Profile completedness: unlocked

Having set up a profile on Elance yesterday, it was currently sitting at 70 percent complete. Apparently freelancer profiles with less than 100 percent completion get very few views, let alone jobs, so it was time to expand that profile and bring it up to 100 percent completion.

To achieve 100 percent profile completedness (is that even a word?) on Elance requires the following:

  1. Verify Identity
  2. Upload Portfolio Items
  3. Join Groups
  4. Take Skills Tests

1. Verify Identity

My identity verification interview was scheduled for between 9 and 10am this morning and I was pleasantly surprised to receive my Skype call about 9.20am. The verification process lasted all of 2 minutes and involved simply switching on my web-cam and speaking a few words to the authentication agent. Perhaps being presented with someone in a lime green bathrobe and no make-up made him speed the conversation up. I’m not sure. But within a few minutes, I received an email stating that my identity verification was complete.

2. Upload Portfolio Items

The Portfolio section of your Elance profile is where you can upload samples of your work to create an online portfolio of sorts. Once you’ve uploaded work samples, you can attach them to any job proposal you submit.

For freelance web designers and graphic artists, this is a pretty straight-forward concept, as you can simply upload web designs, images and artwork you have created. For a digital marketer, it requires a little more thought, especially when you have signed NDAs for nearly every client.

I suddenly wished I’d thought to record a recent meeting with a new client who slapped me on the back and exclaimed “Holy S**t that’s impressive. Those *bast***s over at [ill-performing agency name] are in for a grilling when I get hold of ’em!”. On second thoughts. Perhaps I could upload a picture of the giant box of chocolates another client couriered over following their web site audit?  Hmmm.

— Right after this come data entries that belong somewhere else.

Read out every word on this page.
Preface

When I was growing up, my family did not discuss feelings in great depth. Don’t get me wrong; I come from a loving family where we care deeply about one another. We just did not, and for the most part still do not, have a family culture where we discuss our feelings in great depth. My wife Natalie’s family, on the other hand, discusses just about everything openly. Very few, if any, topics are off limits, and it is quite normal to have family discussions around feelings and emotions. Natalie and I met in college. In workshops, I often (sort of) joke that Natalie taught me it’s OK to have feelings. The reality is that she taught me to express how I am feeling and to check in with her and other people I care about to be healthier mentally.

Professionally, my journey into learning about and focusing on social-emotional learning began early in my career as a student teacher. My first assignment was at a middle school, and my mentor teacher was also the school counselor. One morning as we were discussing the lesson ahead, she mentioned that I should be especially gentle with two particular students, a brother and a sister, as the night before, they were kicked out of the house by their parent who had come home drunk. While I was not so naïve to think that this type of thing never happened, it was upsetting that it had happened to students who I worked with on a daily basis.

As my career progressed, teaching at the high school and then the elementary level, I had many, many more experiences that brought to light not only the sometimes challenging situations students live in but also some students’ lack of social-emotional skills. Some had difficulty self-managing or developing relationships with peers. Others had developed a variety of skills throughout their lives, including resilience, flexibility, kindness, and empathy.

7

I finally decided to upload a sample web site performance audit (with all client references removed), a recent Google AdWords audit, a search ranking report, a pretty chart showing post-SEO traffic growth and some sample articles I’d written for SiteProNews.

3. Join Groups

According to the 75 emails I received from Elance since registration (kidding!), I would have more chance of finding employment if I joined as many industry groups as possible. Immediately. These group had names ranging from WordPress Experts, to Microsoft Certified Professionals, to Facebook Developers to something with the rather concerning anagram of PIMP. (Turns out it has something to do with project management. But I digress).

I finally narrowed down my preferred group selections to:

  • SEO Experts
  • Google AdWords Experts
  • Google Analytics Experts
  • Google Webmaster Central Experts

To join these groups, I would first have to take a Skills Test in each discipline to prove my knowledge level.

4. Take Skills Tests

So I took some skills tests. Oh boy. These deserve an entire blog post. Actually, I think they deserve an entire blog. But you’re going to have to wait until tomorrow. Day 2 done and dusted.